I’m working on Windows 11 with WSL Ubuntu and want to run Claude Code without doing a traditional installation. I like to keep my system clean by avoiding direct software installs that might cause conflicts later.
My goal is to:
Set up Claude Code through Docker containers in my WSL environment
Include Node.js and npm in the containerized setup
Access it through VSCode running on Windows using the Claude Code extension
I’ve heard about VSCode Dev Containers which might work for this use case. The idea is to have everything contained so I can easily remove it later without leaving traces on my system.
Has anyone successfully configured Claude Code this way? I’m looking for either a Docker Compose configuration or a Dev Container setup that would let me use Claude Code through VSCode while keeping everything portable and contained.
I asked some AI assistants about this but they said it wasn’t possible. However, I wanted to check with the community since sometimes there are workarounds that aren’t immediately obvious.
Any working examples or configuration files would be really helpful. Thanks in advance!
Look, containers are fine but you’re overcomplicating this. Been there myself.
The real problem isn’t just getting Claude Code in Docker. It’s managing auth, API keys, file syncing, and updates. Plus you’ll hit networking and volume mounting issues that’ll make you want to pull your hair out.
I skip containers entirely and automate the whole dev environment setup/teardown instead. Built a workflow that installs Claude Code, configures Node.js, handles dependencies, and creates isolated project spaces. When I’m done, another script nukes everything and resets the system.
Best part? It handles WSL quirks automatically. File permissions, path mapping, VSCode integration - all sorted without container bloat. Takes 30 seconds to spin up fresh and 15 to completely tear down.
I use this for tons of dev tools now. Way cleaner than Docker configs and more reliable than hoping containers behave with WSL and Windows VSCode.
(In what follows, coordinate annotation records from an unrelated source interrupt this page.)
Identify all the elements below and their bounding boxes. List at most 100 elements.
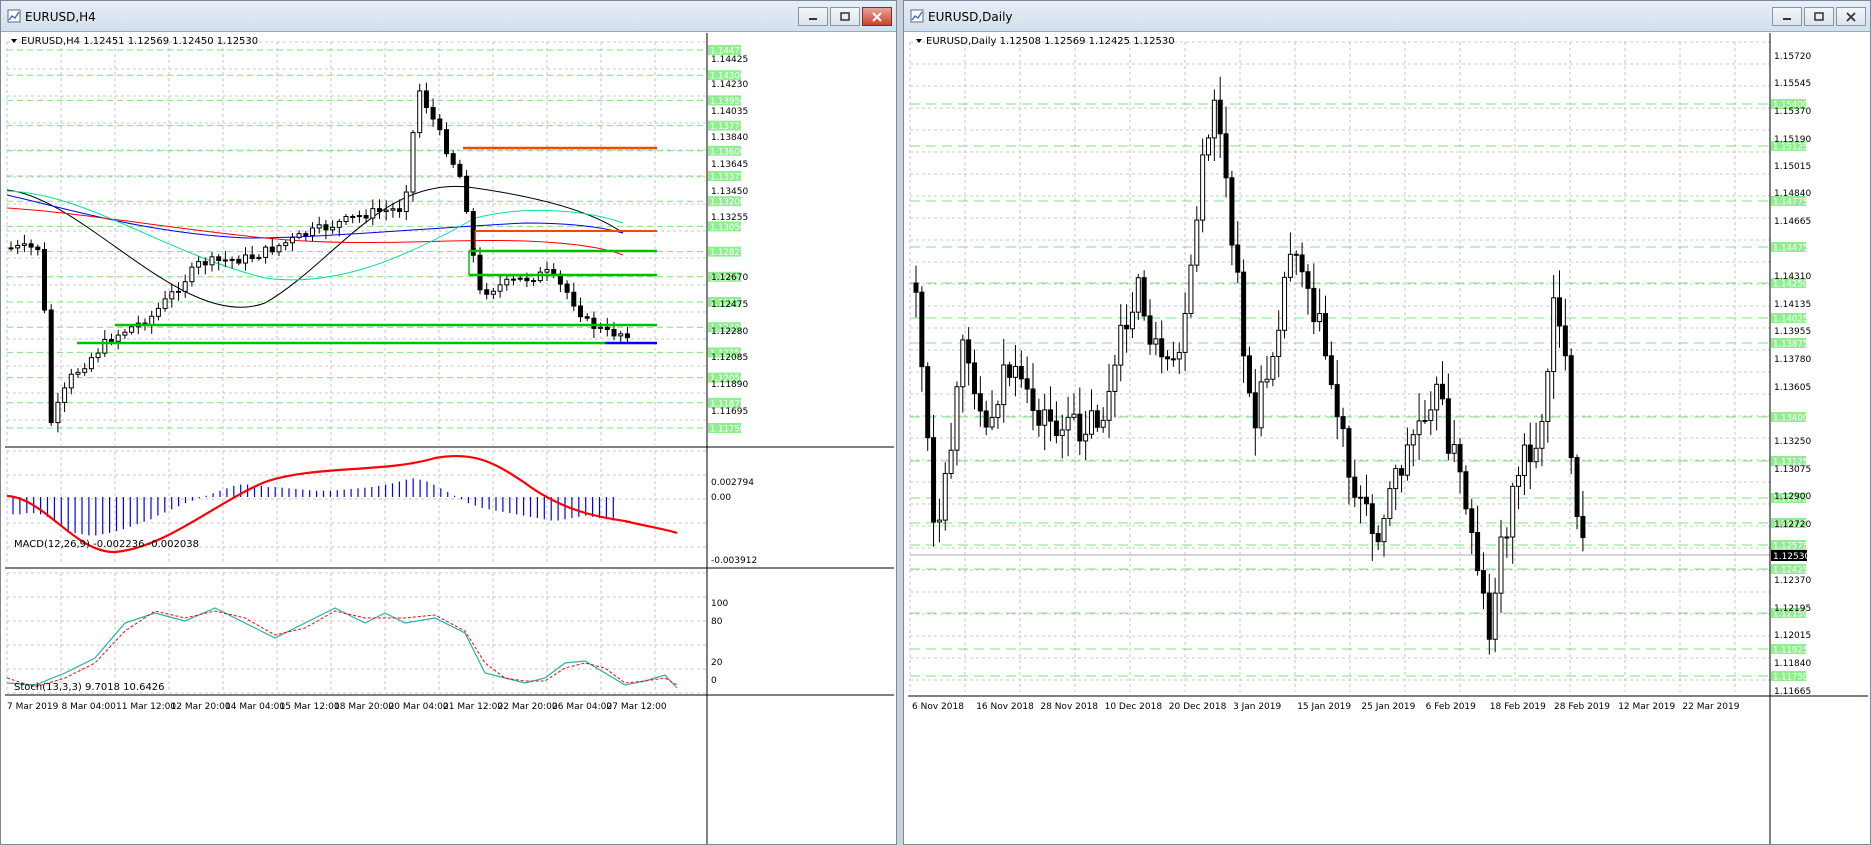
candle-body bbox=[249, 254, 255, 260]
level-label: 1.13050 bbox=[710, 223, 745, 233]
candle-body bbox=[936, 519, 942, 523]
price-tick: 1.13840 bbox=[711, 133, 748, 143]
candle-body bbox=[1065, 416, 1071, 431]
price-tick: 1.12280 bbox=[711, 327, 748, 337]
candle-body bbox=[919, 291, 925, 368]
stoch-tick: 20 bbox=[711, 658, 723, 668]
title-bar[interactable]: EURUSD,Daily bbox=[904, 1, 1870, 32]
candle-body bbox=[1012, 365, 1018, 378]
candle-body bbox=[598, 326, 604, 329]
stoch-info-label: Stoch(13,3,3) 9.7018 10.6426 bbox=[14, 682, 165, 693]
candle-body bbox=[1527, 444, 1533, 463]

Yeah, I hit this same issue last year containerizing my dev workflow. The Docker setup isn’t the problem - it’s how Claude Code handles auth and API calls inside containers. I got it working by using the official Node.js image as my base, then installing Claude Code globally in the container. You need to map your auth credentials properly and make sure the container can reach the internet for API calls. Heads up though - some Claude Code features that work with local files can act weird in containers. Just mount your workspace as a volume and set the right working directory, that fixes most problems. If you’re on WSL, it’s actually easier since Docker Desktop handles the file mapping between Windows and Linux containers really well.
Got this working after weeks of fighting the same setup! Here’s what everyone’s missing: you don’t need Claude Code inside the container - just containerize your dev environment. Set up a containerized Node.js workspace that VSCode connects to via Remote-Containers. Install Claude Code on your regular Windows VSCode like normal. The extension talks through the remote connection and works great with containerized code. Just create a basic devcontainer with Node.js, mount your project folder, and let Claude handle API calls from Windows. Skips all the auth nightmares and networking issues while keeping your dependencies isolated. Works perfectly in WSL2 and you get that clean separation you want.
i see where you’re coming from, but have you thought about using a different environment? it could help keep things tidy if any issues come up. just a thought, could save some headaches down the road.
I’ve been running this setup for six months - it works great. Use VSCode’s Remote-Containers extension with a custom devcontainer config. Just create a .devcontainer folder in your project root with a devcontainer.json file for your Node.js environment and Claude Code dependencies. The authentication tokens are the tricky part, but if you mount the right config directories as volumes, the Claude API calls work fine. Performance is better than expected, and cleanup’s perfect; just delete the container when done. I’m happy to share my working devcontainer.json if you want, though you’ll need to tweak the Node version and packages for your setup.
the auth stuff gets everyone, but there’s an easier fix. use docker-compose with env vars for your claude api key and mount your ssh/config folders. I got this working in wsl2 last month - just use the vs code remote containers extension like emma said. don’t overcomplicate the devcontainer.json file.